Ben found the number in the book: Richard A. MacLane, a 64th Street address. He called, but there was no answer.
He got a handful of change from the cashier and went back to the telephone and placed a call to Philadelphia. Leah, his stepmother, answered and became warmly excited at the sound of his voice. He talked to Leah, to his father, to his hero-worshiping half brother and two half sisters. His father came back on the line and said, “How soon are you coming down, son? Today?”
“Soon. I guess. I’ll let you know. There’s — some people I want to see.”
He knew his father detected the restraint. “Well, don’t wait too long. The kids want to see you. So do I.”
“Okay, Dad. I’ll let you know.”
After he hung up he went back to the counter for another cup of coffee.
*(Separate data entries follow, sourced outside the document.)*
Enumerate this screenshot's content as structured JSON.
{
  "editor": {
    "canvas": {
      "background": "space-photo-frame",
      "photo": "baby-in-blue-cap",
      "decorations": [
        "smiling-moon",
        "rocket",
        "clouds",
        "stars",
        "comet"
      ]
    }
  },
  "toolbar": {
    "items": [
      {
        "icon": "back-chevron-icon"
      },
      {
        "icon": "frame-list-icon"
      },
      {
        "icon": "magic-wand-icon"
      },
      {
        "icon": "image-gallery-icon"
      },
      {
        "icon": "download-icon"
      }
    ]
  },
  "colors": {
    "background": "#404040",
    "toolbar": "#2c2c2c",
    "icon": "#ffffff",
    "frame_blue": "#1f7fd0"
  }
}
He knew his hands trembled a bit. He could imagine how it would be later when his family was questioned about his failure to report. “And how did your son act when you saw him, Mr. Morrow?”
“He seemed the same as always. A little tense, maybe, but that would be understandable, wouldn’t it?”
“So far as you know, he planned to report when his leave was over?”
“Yes.”
Ben could see all that clearly, but he could not visualize where he would be. The world would end when the twenty-seven days were gone.
He wondered where this idea of running away had started. Maybe it had begun on a half-forgotten playground, with a deft avoiding of a scrap, because the other kid was bigger. Maybe he had saved face by starting a quarrel with somebody easier to handle. Maybe he had saved pride by forgetting the whole incident as quickly as possible.
To think of it as just a lack of courage was an oversimplification. MacLane would understand that. Somehow Ben’s conditioning had failed him, had slipped aside like a shield and left him naked. If that was true, then the inference was that he had never been completely tested before, and thus had never known how quickly the breaking point could be reached. He had crashed in a trainer once, but he’d been too busy that time to think about anything. But in Korea the slow descent of the chute had given him time to think, and that was what was bad. He’d had time to think of how thin his skin was, how warm and tight over the little white nerve endings. After MacLane’s talks the ship had begun to feel strange under his hands, and all the fliers had begun to look like strangers.
And he remembered how everything had been so orderly and uncomplicated at MacDill. That was when he had had the red convertible, and they used to take the girls over to Clearwater. That was when you knew you were a little bit better than any other breed of man. You were a tiger.
He wondered if the agency where Dick had worked would know anything about Helen. He went to the classified directory and ran his finger down the long columns of advertising agencies, knowing he would recognize the name when he saw it. Christy & Reeves, Rockefeller Plaza. He dialed and asked for the copy chief.